The strengths of this study are the large number of patients registered for care, which constitute about one-third of UNRWA's hypertension patients in Jordan. The study also followed STROBE guidelines for the reporting of observational data (von Elm et al. 2007). The limitations mainly relate to the use of already collected data, which may be wrongly entered or inaccurate and the cross-sectional method of analysis with places limits on the interpretation of data. Despite the limitations of this method compared with adopting a more longitudinal assessment using person–years of observation, cross-sectional analysis does provide a snapshot of patients ever registered, the proportion attending the clinic in a quarter, the clinic performance, blood pressure control and the burden of disease-related complications. Such information, updated and produced every quarter, not only allows UNRWA to review and assess the growing case load and care parameters but also to rationally plan for human resources, drugs and consumables which are needed at the facility level.

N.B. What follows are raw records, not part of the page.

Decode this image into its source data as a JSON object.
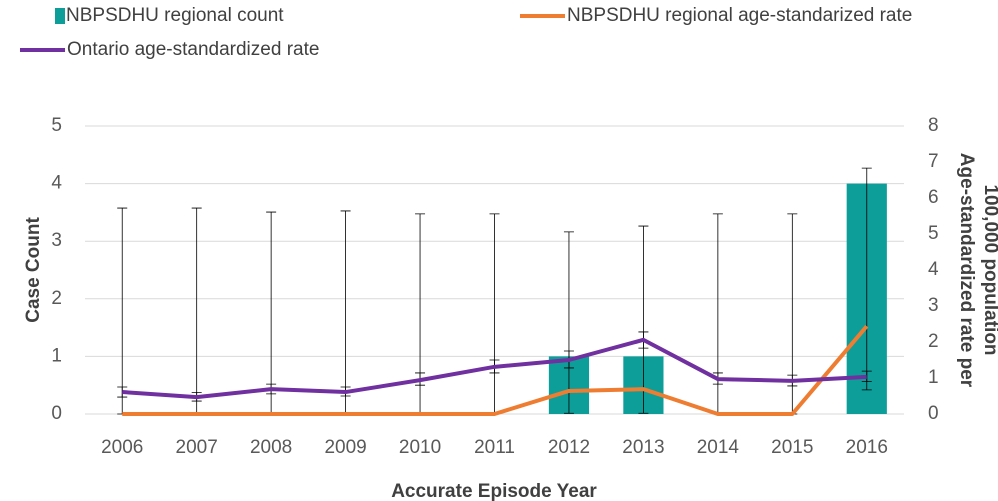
{
  "chart_data": {
    "type": "bar-line",
    "xlabel": "Accurate Episode Year",
    "ylabel": "Case Count",
    "y2label": [
      "Age-standardized rate per",
      "100,000 population"
    ],
    "categories": [
      "2006",
      "2007",
      "2008",
      "2009",
      "2010",
      "2011",
      "2012",
      "2013",
      "2014",
      "2015",
      "2016"
    ],
    "ylim": [
      0,
      5
    ],
    "yticks": [
      0,
      1,
      2,
      3,
      4,
      5
    ],
    "y2lim": [
      0,
      8
    ],
    "y2ticks": [
      0,
      1,
      2,
      3,
      4,
      5,
      6,
      7,
      8
    ],
    "grid": true,
    "series": [
      {
        "name": "NBPSDHU regional count",
        "type": "bar",
        "color": "#0e9e9a",
        "values": [
          0,
          0,
          0,
          0,
          0,
          0,
          1,
          1,
          0,
          0,
          4
        ]
      },
      {
        "name": "NBPSDHU regional age-standarized rate",
        "type": "line",
        "axis": "y2",
        "color": "#ee7d31",
        "values": [
          0,
          0,
          0,
          0,
          0,
          0,
          0.64,
          0.69,
          0,
          0,
          2.44
        ],
        "ci_low": [
          0,
          0,
          0,
          0,
          0,
          0,
          0.02,
          0.02,
          0,
          0,
          0.67
        ],
        "ci_high": [
          5.72,
          5.72,
          5.61,
          5.64,
          5.56,
          5.56,
          5.06,
          5.22,
          5.56,
          5.56,
          6.83
        ]
      },
      {
        "name": "Ontario age-standardized rate",
        "type": "line",
        "axis": "y2",
        "color": "#7030a0",
        "values": [
          0.61,
          0.47,
          0.69,
          0.61,
          0.94,
          1.31,
          1.5,
          2.06,
          0.97,
          0.92,
          1.03
        ],
        "ci_low": [
          0.47,
          0.36,
          0.56,
          0.5,
          0.8,
          1.14,
          1.28,
          1.83,
          0.83,
          0.78,
          0.9
        ],
        "ci_high": [
          0.75,
          0.6,
          0.83,
          0.75,
          1.14,
          1.5,
          1.75,
          2.28,
          1.14,
          1.08,
          1.19
        ]
      }
    ]
  }
}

There are several implications of this study. First, it endorses the use of E-Health and cohort analysis for monitoring and managing patients with hypertension and diabetes, supporting the use of this methodology in Jordan and other countries for non-communicable diseases (Allain et al. 2011). Second, the most feasible ways to reduce the quarterly clinic attendance failures need to be determined and implemented. Third, the issue of how patients with late-stage complications and disability are managed and supported in the community, through, for example, occupational therapy needs more thorough evaluation. Finally, ongoing work that we are carrying out in Jordan on non-communicable diseases will help to improve the responsiveness of health systems to tackle this new and emerging burden of chronic disease and potentially allow UN targets for their control by 2025 to be realised (Atun et al. 2013; Horton 2013).
In conclusion, this study shows the high case load from hypertension and hypertension and diabetes at primary health care clinics in Jordan, and endorses the use of cohort analysis and E-Health for quarterly reporting of programme outcomes, disease control measures and prevalence of disease-related complications. More needs to be done to ensure better quarterly clinic attendance and better control of blood pressure and diabetes.
We thank all UNRWA staff at Nuzha Primary Health Care Clinic for their support in managing and monitoring patients.